Kelompok Keahlian Perancangan Arsitektur

Sekolah Arsitektur, Perencanaan dan Pengembangan Kebijakan ITB


Bila pada masa pasca kemerdekaan, kota Jakarta dianggap sebagai barometer kegiatan pelestarian di Indonesia, kegiatan pelestarian bangunan tua/bersejarah sudah berlangsung selama empat dasawarsa, namun masih saja terdapat sejumlah pendapat yang pro dan kontra. Sebagian kecil menyakini bahwa bangunan/karya arsitektur sebagai bagian dari produk sejarah merupakan petunjuk untuk memahami kondisi budaya rancang bangun zaman kiwari. Paling tidak melalui penelusuran sejarah sejumlah peristiwa penting dapat dirunut hingga relevansinya kepada masa kini dan mendatang. Sesungguhnya, nuansa kesejarahan bisa dikatakan sarat dengan makna rekreatif/edukatif, dan pemahaman terhadap bangunan tua dan lingkungan bersejarah berkaitan langsung dengan upaya penghormatan terhadap hasil-hasil peradaban manusia. Sedangkan mereka yang memiliki pandangan berbeda akan pelestarian (konservasi) berdalih bahwa pelestarian tidak lain merupakan upaya mengabaikan kebutuhan/aktifitas baru. Selanjutnya, penolakan terhadap perubahan (melalui upaya konservasi) dianggap sebagai sebuah tindakan menghalangi upaya perbaikan/pembangunan kawasan kota. Tidak jarang, muncul pula pendapat bahwa kegiatan konservasi dianggap sebagai sebuah upaya kelompok minoritas (elit) yang dipaksakan kepada kelompok mayoritas (marginal).

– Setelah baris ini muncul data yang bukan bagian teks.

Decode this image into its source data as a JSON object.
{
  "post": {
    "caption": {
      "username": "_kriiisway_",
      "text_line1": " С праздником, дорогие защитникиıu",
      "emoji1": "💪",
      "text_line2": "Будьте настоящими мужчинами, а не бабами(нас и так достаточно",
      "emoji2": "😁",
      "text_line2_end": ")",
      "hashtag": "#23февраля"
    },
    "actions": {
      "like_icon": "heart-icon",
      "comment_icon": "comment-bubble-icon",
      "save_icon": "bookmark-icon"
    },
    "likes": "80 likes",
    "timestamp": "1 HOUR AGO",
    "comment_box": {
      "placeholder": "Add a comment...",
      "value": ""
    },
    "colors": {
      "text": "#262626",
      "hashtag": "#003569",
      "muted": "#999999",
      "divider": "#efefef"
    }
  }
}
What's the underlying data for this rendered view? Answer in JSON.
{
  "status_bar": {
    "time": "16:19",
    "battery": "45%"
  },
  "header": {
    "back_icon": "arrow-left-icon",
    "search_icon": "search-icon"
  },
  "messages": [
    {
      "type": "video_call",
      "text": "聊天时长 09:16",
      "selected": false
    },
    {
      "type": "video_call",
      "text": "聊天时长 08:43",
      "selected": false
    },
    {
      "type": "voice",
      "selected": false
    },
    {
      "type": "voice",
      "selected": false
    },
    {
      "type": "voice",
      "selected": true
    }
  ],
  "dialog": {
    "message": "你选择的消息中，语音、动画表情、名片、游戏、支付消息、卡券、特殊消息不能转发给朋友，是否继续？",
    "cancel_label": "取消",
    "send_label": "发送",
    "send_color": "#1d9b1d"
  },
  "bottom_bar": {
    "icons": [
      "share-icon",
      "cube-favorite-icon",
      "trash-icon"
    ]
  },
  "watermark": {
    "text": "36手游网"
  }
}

Terkait dengan diskusi di atas, terdapat perbedaan pemahaman dan apresiasi masyarakat terhadap bangunan tua dan lingkungan bersejarah antara pandangan masyarakat Barat (Negara Industri) dan masyarakat dunia berkembang. Menurut Tyman (1992) persoalan pelestarian di Negara Berkembang ditandai oleh sejumlah ciri misalnya: usia artefak yang relatif muda dan umumnya karakter benda/bangunan yang layak dilindungi pun dibentuk oleh unsur-unsur budaya yang sangat beragam. Berangkat dari realitas yang ada, diskrepansi dalam struktur masyarakat di Dunia Ketiga secara tidak langsung juga turut menyebabkan sulitnya pengungkapkan apresiasi terhadap warisan budaya pada umumnya dan terhadap karya seni bangunan (arsitektur) pada khususnya. Hal ini terjadi karena realitas sosial yang mendukung nilai seni bangunan menjadi fragmen-fragmen yang tidak mudah dikaitkan satu sama lain secara arsitektural.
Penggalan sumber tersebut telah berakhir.